An economic evaluation study by the University of Hong Kong (HKU) found treatment with biosimilar disease-modifying antirheumatic drugs (DMARDs) to be cost-effective compared with leflunomide in patients with rheumatoid arthritis (RA) who failed initial treatment with methotrexate (MTX).
Over half of RA patients fail MTX monotherapy due to inadequate response within 1 year. [RMD Open 2019;5(2):e000993] Current clinical guidelines recommend adding conventional synthetic DMARDs (csDMARDs; eg, leflunomide, cyclosporine, hydroxychloroquine) to MTX in the absence of poor prognostic factors. [Clin Rheumatol 2019;38:3331-3350; Ann Rheum Dis 2023;82:3-18] If combination therapy fails, a combination of biological DMARDs (bDMARDs; eg, infliximab, etanercept, adalimumab) and MTX is recommended as the next treatment step. However, recent evidence from clinical trials and practice suggests that initiating bDMARDs immediately after MTX monotherapy failure offers improved clinical response and drug retention rates compared with intermediate use of csDMARDs. [Lancet 2012;379:1712-1720; Clin Ther 2023;45:e177-e186]
A major barrier to use of bDMARDs in Hong Kong is their substantial cost. [BMJ Open 2023;13:e069681] “Biosimilars of infliximab and adalimumab have been approved in Hong Kong since 2020, with a price reduction range of 54–87 percent vs reference products,” wrote the researchers, “[However], according to the latest public Drug Formulary in Hong Kong, neither the originator nor biosimilar bDMARDs are reimbursed for patients with inadequate MTX response, unless they fulfill the local financial assistance programme’s clinical and income eligibility requirements. Consequently, most patients are required to pay out of pocket, which leads to considerable underuse bDMARDs. The present study therefore examined the cost-effectiveness of treatment sequences initiated with biosimilar infliximab or adalimumab vs frequently used leflunomide among patients with inadequate MTX response to inform biosimilar formulary enlisting decisions.”

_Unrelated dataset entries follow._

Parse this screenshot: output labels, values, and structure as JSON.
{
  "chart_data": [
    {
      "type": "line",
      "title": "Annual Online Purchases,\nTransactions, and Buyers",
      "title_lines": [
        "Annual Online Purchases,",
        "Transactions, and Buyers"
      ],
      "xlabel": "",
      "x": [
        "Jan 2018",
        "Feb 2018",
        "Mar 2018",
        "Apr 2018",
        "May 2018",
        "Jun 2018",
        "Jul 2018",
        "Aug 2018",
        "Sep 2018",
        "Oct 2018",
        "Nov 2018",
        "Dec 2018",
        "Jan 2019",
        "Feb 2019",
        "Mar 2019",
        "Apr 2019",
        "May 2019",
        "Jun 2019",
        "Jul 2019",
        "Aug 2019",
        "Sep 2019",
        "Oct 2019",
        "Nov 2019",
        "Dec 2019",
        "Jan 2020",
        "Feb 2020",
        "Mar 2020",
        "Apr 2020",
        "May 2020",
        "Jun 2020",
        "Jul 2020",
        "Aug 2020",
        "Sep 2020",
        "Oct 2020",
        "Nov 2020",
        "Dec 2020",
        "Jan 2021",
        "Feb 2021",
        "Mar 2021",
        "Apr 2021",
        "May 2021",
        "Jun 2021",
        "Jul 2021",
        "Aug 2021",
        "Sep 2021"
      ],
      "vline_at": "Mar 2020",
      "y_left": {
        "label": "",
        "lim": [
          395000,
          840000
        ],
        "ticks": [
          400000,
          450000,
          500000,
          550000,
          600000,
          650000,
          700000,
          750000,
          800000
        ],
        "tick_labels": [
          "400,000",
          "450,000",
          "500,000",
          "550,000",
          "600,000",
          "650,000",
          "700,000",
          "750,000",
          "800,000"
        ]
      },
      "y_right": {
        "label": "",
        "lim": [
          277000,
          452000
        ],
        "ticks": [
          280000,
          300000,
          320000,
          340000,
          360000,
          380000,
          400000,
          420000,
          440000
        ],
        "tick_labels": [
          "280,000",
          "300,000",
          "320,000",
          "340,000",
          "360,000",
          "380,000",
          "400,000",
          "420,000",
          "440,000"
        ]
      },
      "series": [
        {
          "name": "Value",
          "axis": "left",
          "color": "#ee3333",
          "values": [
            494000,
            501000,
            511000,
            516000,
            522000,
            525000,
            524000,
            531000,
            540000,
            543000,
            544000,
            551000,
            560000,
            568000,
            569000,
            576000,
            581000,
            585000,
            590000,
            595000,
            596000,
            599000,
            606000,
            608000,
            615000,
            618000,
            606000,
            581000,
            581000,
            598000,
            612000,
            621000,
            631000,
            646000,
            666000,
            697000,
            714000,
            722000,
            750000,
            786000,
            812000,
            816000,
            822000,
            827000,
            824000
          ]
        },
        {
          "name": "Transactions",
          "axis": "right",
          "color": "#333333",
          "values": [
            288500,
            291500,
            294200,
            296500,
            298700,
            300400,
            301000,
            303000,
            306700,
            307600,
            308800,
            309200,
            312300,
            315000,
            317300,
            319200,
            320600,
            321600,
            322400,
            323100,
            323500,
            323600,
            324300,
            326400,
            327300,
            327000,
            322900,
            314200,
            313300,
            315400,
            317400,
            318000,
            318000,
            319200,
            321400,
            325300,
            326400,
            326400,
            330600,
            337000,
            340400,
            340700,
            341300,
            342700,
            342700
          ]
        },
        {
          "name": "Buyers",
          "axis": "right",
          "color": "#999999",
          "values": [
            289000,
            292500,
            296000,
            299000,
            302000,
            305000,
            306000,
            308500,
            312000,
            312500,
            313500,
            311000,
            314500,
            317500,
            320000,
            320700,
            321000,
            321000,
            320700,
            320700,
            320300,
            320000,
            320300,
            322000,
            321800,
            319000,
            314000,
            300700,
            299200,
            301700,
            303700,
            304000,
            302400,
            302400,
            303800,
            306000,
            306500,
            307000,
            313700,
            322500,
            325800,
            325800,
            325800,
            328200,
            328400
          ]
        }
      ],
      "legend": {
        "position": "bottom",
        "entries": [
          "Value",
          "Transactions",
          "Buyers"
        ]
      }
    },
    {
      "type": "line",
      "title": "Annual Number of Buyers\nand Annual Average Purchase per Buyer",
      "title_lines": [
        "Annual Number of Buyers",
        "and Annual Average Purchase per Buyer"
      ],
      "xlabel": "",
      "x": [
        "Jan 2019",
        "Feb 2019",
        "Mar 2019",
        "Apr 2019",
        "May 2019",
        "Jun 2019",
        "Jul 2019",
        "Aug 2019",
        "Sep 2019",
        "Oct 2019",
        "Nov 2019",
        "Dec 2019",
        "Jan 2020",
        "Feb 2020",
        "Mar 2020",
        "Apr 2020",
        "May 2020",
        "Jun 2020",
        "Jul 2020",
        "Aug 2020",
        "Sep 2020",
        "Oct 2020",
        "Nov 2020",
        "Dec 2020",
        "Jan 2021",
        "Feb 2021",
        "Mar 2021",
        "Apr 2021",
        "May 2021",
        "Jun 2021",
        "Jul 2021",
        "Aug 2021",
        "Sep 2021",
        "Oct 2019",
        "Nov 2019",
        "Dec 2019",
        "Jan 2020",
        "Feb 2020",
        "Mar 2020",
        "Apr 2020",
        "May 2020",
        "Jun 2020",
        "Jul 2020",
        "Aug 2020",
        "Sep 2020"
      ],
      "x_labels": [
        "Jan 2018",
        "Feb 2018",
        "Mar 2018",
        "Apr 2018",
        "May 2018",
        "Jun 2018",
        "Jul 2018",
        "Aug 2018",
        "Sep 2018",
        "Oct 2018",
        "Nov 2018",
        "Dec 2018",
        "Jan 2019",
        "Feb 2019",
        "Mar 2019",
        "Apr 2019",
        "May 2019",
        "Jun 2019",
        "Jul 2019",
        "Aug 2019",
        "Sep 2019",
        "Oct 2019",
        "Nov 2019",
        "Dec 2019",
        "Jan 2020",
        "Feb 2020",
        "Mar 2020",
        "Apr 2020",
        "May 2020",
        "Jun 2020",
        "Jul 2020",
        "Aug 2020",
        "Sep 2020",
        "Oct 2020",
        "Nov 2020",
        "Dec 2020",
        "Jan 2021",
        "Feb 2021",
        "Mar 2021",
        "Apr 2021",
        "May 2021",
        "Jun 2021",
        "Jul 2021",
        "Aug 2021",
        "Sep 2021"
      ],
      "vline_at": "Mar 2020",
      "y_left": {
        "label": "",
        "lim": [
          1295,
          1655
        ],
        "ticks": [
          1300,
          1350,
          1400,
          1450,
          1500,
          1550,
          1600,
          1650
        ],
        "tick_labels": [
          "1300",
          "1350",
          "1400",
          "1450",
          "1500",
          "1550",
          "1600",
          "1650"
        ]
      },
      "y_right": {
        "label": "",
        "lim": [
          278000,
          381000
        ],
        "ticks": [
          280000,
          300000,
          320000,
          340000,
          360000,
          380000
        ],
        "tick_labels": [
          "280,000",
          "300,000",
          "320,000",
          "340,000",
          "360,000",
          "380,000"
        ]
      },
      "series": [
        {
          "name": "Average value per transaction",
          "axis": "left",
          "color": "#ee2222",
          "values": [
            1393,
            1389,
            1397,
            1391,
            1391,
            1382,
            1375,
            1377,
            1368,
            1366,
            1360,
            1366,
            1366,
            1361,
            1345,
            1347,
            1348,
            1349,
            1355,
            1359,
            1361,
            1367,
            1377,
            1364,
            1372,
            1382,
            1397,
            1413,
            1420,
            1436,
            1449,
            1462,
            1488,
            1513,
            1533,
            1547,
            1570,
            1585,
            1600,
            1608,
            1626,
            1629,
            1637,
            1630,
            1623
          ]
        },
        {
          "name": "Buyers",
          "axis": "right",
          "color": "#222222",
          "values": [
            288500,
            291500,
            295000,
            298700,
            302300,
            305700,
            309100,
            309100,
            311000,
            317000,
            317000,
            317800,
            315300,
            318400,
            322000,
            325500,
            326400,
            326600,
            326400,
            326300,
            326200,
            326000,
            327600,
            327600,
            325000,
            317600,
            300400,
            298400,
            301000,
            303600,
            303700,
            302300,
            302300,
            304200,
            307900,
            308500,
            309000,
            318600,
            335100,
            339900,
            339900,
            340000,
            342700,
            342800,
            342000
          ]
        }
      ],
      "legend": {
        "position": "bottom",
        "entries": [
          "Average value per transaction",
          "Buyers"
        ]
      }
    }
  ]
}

The cost-effectiveness analysis was performed at a Hong Kong public institution using the Markov disease transition model to simulate the lifetime disease progression and cost for patients with RA, using monetary value in 2022. The model assessed three competing treatment sequences initiated with biosimilar infliximab, biosimilar adalimumab, and leflunomide, all of which were used in combination with MTX. [JAMA Network Open 2024;7:e2418800]
In total, 25,099 RA patients (mean age, 56 years; women, 72.7 percent) were identified through a territory-wide electronic medical record database. In base-case analysis, the lifetime healthcare cost was USD 154,632 for leflunomide, USD 152,326 for biosimilar infliximab and USD 145,419 for biosimilar adalimumab. Respective quality-adjusted life-years (QALYs), which measure utility for health states across disease activity, were 14.82, 15.35 and 15.55.
“Treatment sequence initiated with biosimilar DMARDs were associated with improved QALYs and reduced healthcare costs. The cost of supportive care [USD 2,891 per course] in Hong Kong is much higher than the medication cost. Treatment sequences initiated with biosimilar DMARDs slow down disease progression, therefore reducing the time patients spend on supportive care, leading to lower overall treatment costs,” explained the researchers.
The cost-effectiveness conclusion remained unchanged in the deterministic sensitivity analysis. In the probabilistic sensitivity analysis, the probabilities of treatment sequences initiated with leflunomide, biosimilar infliximab and biosimilar adalimumab being a cost-effective strategy out of 10,000 iterations were 0 percent, 9 percent and 91 percent, respectively, at the predefined willingness-to-pay threshold.
“From the Hong Kong public institution perspective, treatment sequences initiated with biosimilar DMARDs were cost-effective compared with treatment sequence initiated with leflunomide among patients with RA and an inadequate MTX response,” concluded the researchers.